Sebagaimana halnya film buatan Disney yang
lain, film ini berakhir happy ending, membahagiakan (lagian, kapan sih Disney buat film yang
gak happy ending?). Saya bisa memahami kalau lembaga sensor film di India
sempat melarang film ini beredar. Kalaupun akhirnya edar, diberikan catatan
agar anak-anak mesti didampingi orangtua. Ada banyak adegan dalam film ini yang
cukup menyeramkan. Beberapa kali saya menyaksikan perkelahian binatang. Ada
juga adegan sadis ketika harimau melumat srigala dan melemparnya ke bawah
jurang.
Kisah dalam film ini tak beda jauh dengan
versi cerita kanak-kanak yang ditulis Rudyard Kipling pada tahun 1894. Saya
pernah membaca versi singkat kisah ini. Kisah ini tak asing buat saya. Semasa
kecil, saya pernah membaca panduan di organisasi Pramuka, yang menyebutkan
kalau kegiatan kepramukaan (atau kepanduan) terinspirasi dari buku The Jungle
Book yang ditulis Kipling.
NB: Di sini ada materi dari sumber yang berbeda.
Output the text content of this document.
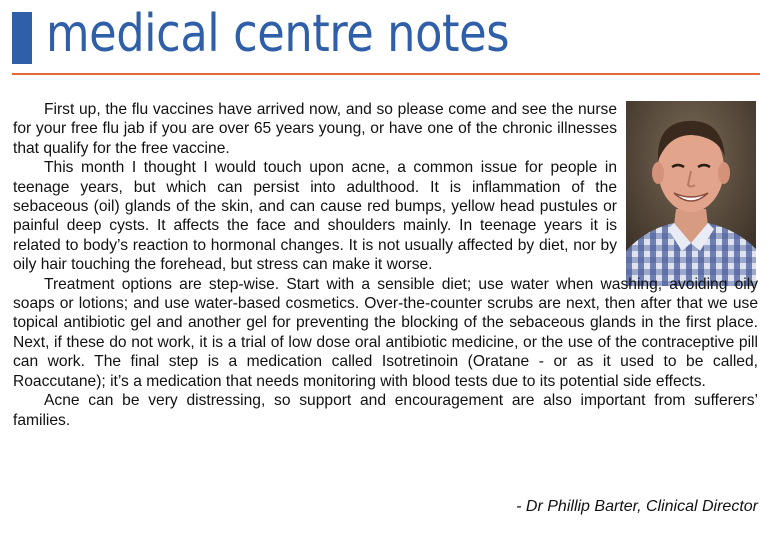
medical centre notes

First up, the flu vaccines have arrived now, and so please come and see the nurse for your free flu jab if you are over 65 years young, or have one of the chronic illnesses that qualify for the free vaccine.

This month I thought I would touch upon acne, a common issue for people in teenage years, but which can persist into adulthood. It is inflammation of the sebaceous (oil) glands of the skin, and can cause red bumps, yellow head pustules or painful deep cysts. It affects the face and shoulders mainly. In teenage years it is related to body’s reaction to hormonal changes. It is not usually affected by diet, nor by oily hair touching the forehead, but stress can make it worse.

Treatment options are step-wise. Start with a sensible diet; use water when washing, avoiding oily soaps or lotions; and use water-based cosmetics. Over-the-counter scrubs are next, then after that we use topical antibiotic gel and another gel for preventing the blocking of the sebaceous glands in the first place. Next, if these do not work, it is a trial of low dose oral antibiotic medicine, or the use of the contraceptive pill can work. The final step is a medication called Isotretinoin (Oratane - or as it used to be called, Roaccutane); it’s a medication that needs monitoring with blood tests due to its potential side effects.

Acne can be very distressing, so support and encouragement are also important from sufferers’ families.

- Dr Phillip Barter, Clinical Director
Banyak aktivitas Mowgli yang lalu diadaptasi menjadi
kegiatan outbond yang menghibur, sekaligus punya nuansa edukatif. Di antaranya
adalah permainan mencari jejak.
Dua tahun silam, saya kembali menemukan
nama Rudyard Kipling dalam satu buku yang ditulis William Easterly, seorang
profesor ekonomi berhaluan Marxis di Amerika Serikat. Easterly menjadikan puisi
yang ditulis Kipling sebagai judul bukunya, yakni White Man’s Burden, yang
terbit tahun 2006. Easterly menganggap puisi itu sangat bias imperialis, bias
kolonialis. Puisi itu dianggapnya mendukung supremasi dari bangsa kulit putih
untuk datang menjajah ke negara-negara berkembang. Para imperialis itu seolah
dewa yang datang untuk memberdayakan, atau membuat bangsa-bangsa dunia ketiga
lebih beradab. Easterly membedah bagaimana bantuan-bantuan dari negara maju
justru menjadi penyakit yang justru membuat negara berkembang semakin terpuruk.
buku koleksi saya yang ditulis William Easterly |
Saya tak hendak membahas lebih jauh
tentang tulisan Easterly. Saya ingin fokus pada tulisan-tulisan Kipling,
khususnya The Jungle Book. Apakah di kisah itu terdapat sokongan pada
imperialisme sebagaimana disebut oleh Easterly?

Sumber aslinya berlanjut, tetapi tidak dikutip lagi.